At this point, using a digital camera or a scanner or printer IS traditional media. These distinctions, for me, don’t really exist anymore, and I question how useful they are for us all. I lost my mind over a totally conservative and out of touch article in the recent Artforum by Claire Bishop called ‘The Digital Divide’ whose premise was based on continuing these distinctions (as well as just not paying attention to anything artists are doing these days. And not in some back alley niche, I mean Wade Guyton has a show at the Whitney!!!) 

Are you involved in other creative or social activities (i.e. music, writing, activism, community organizing)?

Since moving to Los Angeles I’ve begun giving feedback on scripts and movies. It’s such a funny part time LA gig. I also just finished helping to produce a short called Sequin Raze written and directed by Sarah Shapiro. 

I feel energized by the potential of inserting ideas directly into a larger popular dialogue. The number of eyeballs that watch TV and movies, the way that whenever I visit my family this is the one thing we can all talk about and the steadily rising bar in television quality I find inspiring. 

What do you do for a living or what occupations have you held previously? Do you think this work relates to your art practice in a significant way?

When I lived in New York I shot more straight photographs. I couldn’t afford a studio so this was my way of working, it felt contrary to my mixed media approach but it was what it was when it was. I also at the time was focusing on starting a business to make a living and not rely on art. In 2006 I started a personal styling business with a partner which I still do for a main chunk of my income. Thankfully this affords a flexible schedule and time in the studio as well as a way to pay my rent totally separate. It’s a kind of creative problem solving. I also appreciate the human interaction as studio time is wonderfully and painfully solitary. 

Who are your key artistic influences?

Cady Noland, Steven Parrino, Louise Lawler, Wolfgang Tillmans and Wade Guyton. Also, Anne Collier, Josh Smith’s fucking punk way of storming through the art world, Oscar Tuazon and K8 Hardy. 

Other things happening right now I’m really excited about: the band Hoax, Andra Ursuta, Asher Penn’s Sex magazine, Lil B’s endless output and end of meaning, a new era in television programming! Molly Soda, Oliver Laric, Frank Ocean’s storytelling, my trip to Documenta 13, street wear (Hypebeast, Supreme, Nike Frees), Heather Guertin stand up...

Have you collaborated with anyone in the art community on a project? With whom, and on what?

Not direct collaboration, but some of my most valueable dialogues as of late have been with a friend and great artist Artie Vierkant. 

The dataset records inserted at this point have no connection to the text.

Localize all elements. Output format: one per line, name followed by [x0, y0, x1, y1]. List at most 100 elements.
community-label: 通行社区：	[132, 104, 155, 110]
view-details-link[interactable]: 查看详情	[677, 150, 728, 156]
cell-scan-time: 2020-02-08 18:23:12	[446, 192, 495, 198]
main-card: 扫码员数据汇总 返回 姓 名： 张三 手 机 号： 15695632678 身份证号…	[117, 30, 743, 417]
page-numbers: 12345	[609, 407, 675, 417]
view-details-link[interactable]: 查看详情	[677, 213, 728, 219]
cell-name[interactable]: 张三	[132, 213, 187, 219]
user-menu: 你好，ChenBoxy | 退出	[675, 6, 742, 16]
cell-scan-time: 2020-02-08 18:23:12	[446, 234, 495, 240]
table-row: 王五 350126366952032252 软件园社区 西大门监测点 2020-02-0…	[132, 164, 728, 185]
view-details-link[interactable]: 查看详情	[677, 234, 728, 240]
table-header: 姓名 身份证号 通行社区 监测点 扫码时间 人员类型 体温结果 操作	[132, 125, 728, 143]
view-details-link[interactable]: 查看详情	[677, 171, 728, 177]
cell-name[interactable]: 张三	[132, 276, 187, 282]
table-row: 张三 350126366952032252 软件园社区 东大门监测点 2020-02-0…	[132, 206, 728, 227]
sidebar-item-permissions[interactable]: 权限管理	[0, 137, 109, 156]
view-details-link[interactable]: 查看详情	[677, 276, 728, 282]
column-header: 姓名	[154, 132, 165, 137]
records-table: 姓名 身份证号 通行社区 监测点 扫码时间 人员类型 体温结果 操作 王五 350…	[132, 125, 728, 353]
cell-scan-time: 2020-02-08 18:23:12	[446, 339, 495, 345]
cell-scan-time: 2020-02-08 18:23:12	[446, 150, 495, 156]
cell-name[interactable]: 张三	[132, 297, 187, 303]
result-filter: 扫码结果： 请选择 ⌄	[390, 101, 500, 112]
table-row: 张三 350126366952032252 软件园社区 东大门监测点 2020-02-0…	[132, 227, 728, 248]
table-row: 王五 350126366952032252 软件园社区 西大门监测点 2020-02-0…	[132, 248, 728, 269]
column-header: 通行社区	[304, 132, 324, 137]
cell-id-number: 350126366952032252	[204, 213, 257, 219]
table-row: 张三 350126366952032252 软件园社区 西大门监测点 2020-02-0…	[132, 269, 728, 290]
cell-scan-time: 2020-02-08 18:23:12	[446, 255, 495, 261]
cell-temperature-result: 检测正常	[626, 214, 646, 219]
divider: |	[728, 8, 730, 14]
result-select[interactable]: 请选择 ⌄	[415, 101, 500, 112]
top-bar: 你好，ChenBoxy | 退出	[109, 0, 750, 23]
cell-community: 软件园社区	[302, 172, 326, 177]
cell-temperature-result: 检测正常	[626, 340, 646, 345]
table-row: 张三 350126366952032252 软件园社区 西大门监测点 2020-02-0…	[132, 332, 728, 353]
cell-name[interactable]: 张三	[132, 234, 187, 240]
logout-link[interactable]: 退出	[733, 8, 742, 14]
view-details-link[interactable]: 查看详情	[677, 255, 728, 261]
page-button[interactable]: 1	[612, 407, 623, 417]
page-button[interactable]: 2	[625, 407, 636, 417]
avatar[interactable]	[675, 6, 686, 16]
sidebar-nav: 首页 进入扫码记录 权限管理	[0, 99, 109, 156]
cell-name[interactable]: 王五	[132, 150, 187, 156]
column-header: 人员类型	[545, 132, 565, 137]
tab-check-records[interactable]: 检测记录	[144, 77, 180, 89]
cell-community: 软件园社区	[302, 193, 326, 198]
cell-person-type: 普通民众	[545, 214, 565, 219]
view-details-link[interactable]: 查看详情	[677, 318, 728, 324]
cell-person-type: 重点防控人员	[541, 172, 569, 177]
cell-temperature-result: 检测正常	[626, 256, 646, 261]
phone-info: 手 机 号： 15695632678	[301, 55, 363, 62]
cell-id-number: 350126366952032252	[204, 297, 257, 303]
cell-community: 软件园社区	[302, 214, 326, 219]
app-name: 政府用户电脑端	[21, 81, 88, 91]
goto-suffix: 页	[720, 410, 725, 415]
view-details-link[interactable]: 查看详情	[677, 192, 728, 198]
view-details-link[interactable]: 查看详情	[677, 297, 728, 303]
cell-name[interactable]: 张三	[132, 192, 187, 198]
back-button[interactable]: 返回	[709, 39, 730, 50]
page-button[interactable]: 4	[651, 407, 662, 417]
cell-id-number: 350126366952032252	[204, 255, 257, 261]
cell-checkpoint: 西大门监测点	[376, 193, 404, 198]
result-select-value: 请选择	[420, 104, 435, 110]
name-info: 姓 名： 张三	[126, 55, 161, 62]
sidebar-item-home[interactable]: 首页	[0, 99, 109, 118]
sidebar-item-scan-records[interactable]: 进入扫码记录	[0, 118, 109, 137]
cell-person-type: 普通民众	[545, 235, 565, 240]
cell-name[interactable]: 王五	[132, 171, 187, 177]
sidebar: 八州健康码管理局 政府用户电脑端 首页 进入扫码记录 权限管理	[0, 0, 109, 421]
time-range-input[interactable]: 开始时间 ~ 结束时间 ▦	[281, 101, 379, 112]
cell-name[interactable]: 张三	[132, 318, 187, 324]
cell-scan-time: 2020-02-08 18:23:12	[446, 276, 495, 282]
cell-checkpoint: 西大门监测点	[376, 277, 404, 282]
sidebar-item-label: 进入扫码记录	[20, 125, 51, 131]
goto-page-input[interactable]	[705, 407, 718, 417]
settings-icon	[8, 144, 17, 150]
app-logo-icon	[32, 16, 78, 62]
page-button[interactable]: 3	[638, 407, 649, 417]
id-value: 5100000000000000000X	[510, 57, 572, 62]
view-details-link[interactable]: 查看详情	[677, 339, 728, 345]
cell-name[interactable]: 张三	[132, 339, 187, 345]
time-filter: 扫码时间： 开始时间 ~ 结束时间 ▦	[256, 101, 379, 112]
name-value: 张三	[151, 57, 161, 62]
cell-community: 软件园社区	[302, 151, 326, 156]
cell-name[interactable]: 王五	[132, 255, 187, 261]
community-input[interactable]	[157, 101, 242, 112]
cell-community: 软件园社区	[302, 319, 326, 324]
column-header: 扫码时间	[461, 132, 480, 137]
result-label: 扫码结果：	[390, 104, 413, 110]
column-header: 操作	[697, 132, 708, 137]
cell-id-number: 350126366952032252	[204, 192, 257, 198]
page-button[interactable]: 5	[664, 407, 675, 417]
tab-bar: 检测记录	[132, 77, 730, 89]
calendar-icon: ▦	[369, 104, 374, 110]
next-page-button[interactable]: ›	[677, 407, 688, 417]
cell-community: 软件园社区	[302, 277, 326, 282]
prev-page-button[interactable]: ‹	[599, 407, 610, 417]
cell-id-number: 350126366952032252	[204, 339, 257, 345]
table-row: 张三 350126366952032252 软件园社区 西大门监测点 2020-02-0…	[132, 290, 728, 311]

Do you actively study art history?

Sporadically, though I don’t know if you can count searching out works or artists through google ‘study’ in the way I assume you mean.

 Do you read art criticism, philosophy, or critical theory? If so, which authors inspire you?

I read artforum, frieze, mousse, kaliedescope, May and other art magazines regularly. Also the NYtimes reviews...But I have a horrible memory so always forget everything. 

Judith Butler rocked me in school and Illuminating Video was formative when my focus was video. I recently loved reading the 18 pg press release for Merlin Carpenter’s ‘Tate Cafe’ show at Reena Spaulings. It was a talk/taking to task between him, John Kelsey and Emily Sundblad which was totally fascinating. I don’t think its on the website anymore but if anyone wants it I c&pd so will send to you. 

Are there any issues around the production of, or the display/exhibition of new media art that you are concerned about?

Again I feel like this distinction in my mind/work doesn’t exist. So what I think about is the display of art. I’m fascinated by the reality that most people see jpegs of the show online, and want to bring that into the fold of a work, build it into a piece so there is a sort of doubling down when you then see an image online. So collapsing work and installation document, creating ruptures or confusion in the process of online viewing is part of my concern with display. 

Also just the consistent challenge to make and display work that feels activated, energized not totally tamed within an art system, numbed or neutered in the context of a gallery.